Hello Ashraf and welcome to the forum

Maiden


----------



## Horus (Sep 17, 2010)

Hi and welcome aboard


----------



## seawind77 (Oct 2, 2010)

Hello also,

But i want to ask one thing. I am following this forum from Google reader and want to learn why this message modified or edited or by who ? in the original message he is also writing his profession but when i entered the forum i saw this part was omitted. anyone idea ? (Just curious)


----------



## MaidenScotland (Jun 6, 2009)

seawind77 said:


> Hello also,
> 
> But i want to ask one thing. I am following this forum from Google reader and want to learn why this message modified or edited or by who ? in the original message he is also writing his profession but when i entered the forum i saw this part was omitted. anyone idea ? (Just curious)

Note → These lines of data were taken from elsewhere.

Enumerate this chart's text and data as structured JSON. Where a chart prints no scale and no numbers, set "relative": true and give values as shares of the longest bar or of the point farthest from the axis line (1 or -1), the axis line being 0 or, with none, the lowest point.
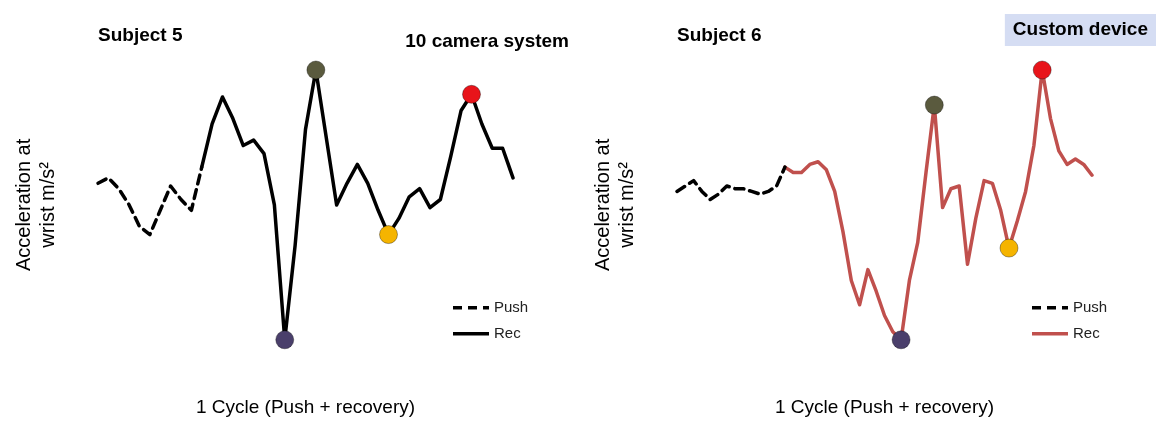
{
  "chart_data": [
    {
      "type": "line",
      "title": "Subject 5",
      "annotations": [
        "10 camera system"
      ],
      "xlabel": "1 Cycle (Push + recovery)",
      "ylabel": "Acceleration at wrist m/s²",
      "relative": true,
      "grid": false,
      "legend": "bottom right",
      "marker": "none",
      "categories": [
        null,
        null,
        null,
        null,
        null,
        null,
        null,
        null,
        null,
        null,
        null,
        null,
        null,
        null,
        null,
        null,
        null,
        null,
        null,
        null,
        null,
        null,
        null,
        null,
        null,
        null,
        null,
        null,
        null,
        null,
        null,
        null,
        null,
        null,
        null,
        null,
        null,
        null,
        null,
        null,
        null
      ],
      "series": [
        {
          "name": "Push",
          "color": "#000000",
          "line_style": "dashed",
          "values": [
            0.58,
            0.6,
            0.56,
            0.5,
            0.42,
            0.39,
            0.48,
            0.57,
            0.52,
            0.48,
            0.64,
            null,
            null,
            null,
            null,
            null,
            null,
            null,
            null,
            null,
            null,
            null,
            null,
            null,
            null,
            null,
            null,
            null,
            null,
            null,
            null,
            null,
            null,
            null,
            null,
            null,
            null,
            null,
            null,
            null,
            null
          ]
        },
        {
          "name": "Rec",
          "color": "#000000",
          "line_style": "solid",
          "values": [
            null,
            null,
            null,
            null,
            null,
            null,
            null,
            null,
            null,
            null,
            0.64,
            0.8,
            0.9,
            0.82,
            0.72,
            0.74,
            0.69,
            0.5,
            0.0,
            0.35,
            0.78,
            1.0,
            0.75,
            0.5,
            0.58,
            0.65,
            0.58,
            0.48,
            0.39,
            0.45,
            0.53,
            0.56,
            0.49,
            0.52,
            0.68,
            0.85,
            0.91,
            0.8,
            0.71,
            0.71,
            0.6
          ],
          "colors": [
            null,
            null,
            null,
            null,
            null,
            null,
            null,
            null,
            null,
            null,
            null,
            null,
            null,
            null,
            null,
            null,
            null,
            null,
            "#4a3f6b",
            null,
            null,
            "#5a5a3e",
            null,
            null,
            null,
            null,
            null,
            null,
            "#f5b400",
            null,
            null,
            null,
            null,
            null,
            null,
            null,
            "#e8141a",
            null,
            null,
            null,
            null
          ]
        }
      ]
    },
    {
      "type": "line",
      "title": "Subject 6",
      "annotations": [
        "Custom device"
      ],
      "xlabel": "1 Cycle (Push + recovery)",
      "ylabel": "Acceleration at wrist m/s²",
      "relative": true,
      "grid": false,
      "legend": "bottom right",
      "marker": "none",
      "categories": [
        null,
        null,
        null,
        null,
        null,
        null,
        null,
        null,
        null,
        null,
        null,
        null,
        null,
        null,
        null,
        null,
        null,
        null,
        null,
        null,
        null,
        null,
        null,
        null,
        null,
        null,
        null,
        null,
        null,
        null,
        null,
        null,
        null,
        null,
        null,
        null,
        null,
        null,
        null,
        null,
        null,
        null,
        null,
        null,
        null,
        null,
        null,
        null,
        null,
        null,
        null
      ],
      "series": [
        {
          "name": "Push",
          "color": "#000000",
          "line_style": "dashed",
          "values": [
            0.55,
            0.57,
            0.59,
            0.55,
            0.52,
            0.54,
            0.57,
            0.56,
            0.56,
            0.55,
            0.54,
            0.55,
            0.57,
            0.64,
            null,
            null,
            null,
            null,
            null,
            null,
            null,
            null,
            null,
            null,
            null,
            null,
            null,
            null,
            null,
            null,
            null,
            null,
            null,
            null,
            null,
            null,
            null,
            null,
            null,
            null,
            null,
            null,
            null,
            null,
            null,
            null,
            null,
            null,
            null,
            null,
            null
          ]
        },
        {
          "name": "Rec",
          "color": "#c0504d",
          "line_style": "solid",
          "values": [
            null,
            null,
            null,
            null,
            null,
            null,
            null,
            null,
            null,
            null,
            null,
            null,
            null,
            0.64,
            0.62,
            0.62,
            0.65,
            0.66,
            0.63,
            0.55,
            0.4,
            0.22,
            0.13,
            0.26,
            0.18,
            0.09,
            0.03,
            0.0,
            0.22,
            0.36,
            0.62,
            0.87,
            0.49,
            0.56,
            0.57,
            0.28,
            0.45,
            0.59,
            0.58,
            0.48,
            0.34,
            0.44,
            0.55,
            0.72,
            1.0,
            0.82,
            0.7,
            0.65,
            0.67,
            0.65,
            0.61
          ],
          "colors": [
            null,
            null,
            null,
            null,
            null,
            null,
            null,
            null,
            null,
            null,
            null,
            null,
            null,
            null,
            null,
            null,
            null,
            null,
            null,
            null,
            null,
            null,
            null,
            null,
            null,
            null,
            null,
            "#4a3f6b",
            null,
            null,
            null,
            "#5a5a3e",
            null,
            null,
            null,
            null,
            null,
            null,
            null,
            null,
            "#f5b400",
            null,
            null,
            null,
            "#e8141a",
            null,
            null,
            null,
            null,
            null,
            null
          ]
        }
      ]
    }
  ]
}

I deleted the original message...as you are not allowed to promote yourself.. giving his occupation was really and advert.


Maiden


----------



## MaidenScotland (Jun 6, 2009)

Horus said:


> Hi and welcome aboard




Just as well you edited your original post, however I saw it as did the original poster.

Think before you post!!!!


----------



## Horus (Sep 17, 2010)

MaidenScotland said:


> Just as well you edited your original post, however I saw it as did the original poster.
> 
> Think before you post!!!!


Maiden your powers of observation never cease to amaze me

I bet your finger was hovering above the infraction button for the full 9 mins and 57 seconds until I pressed edit 

However I bet during that time you did chuckle at that little gem and thought here we go again


----------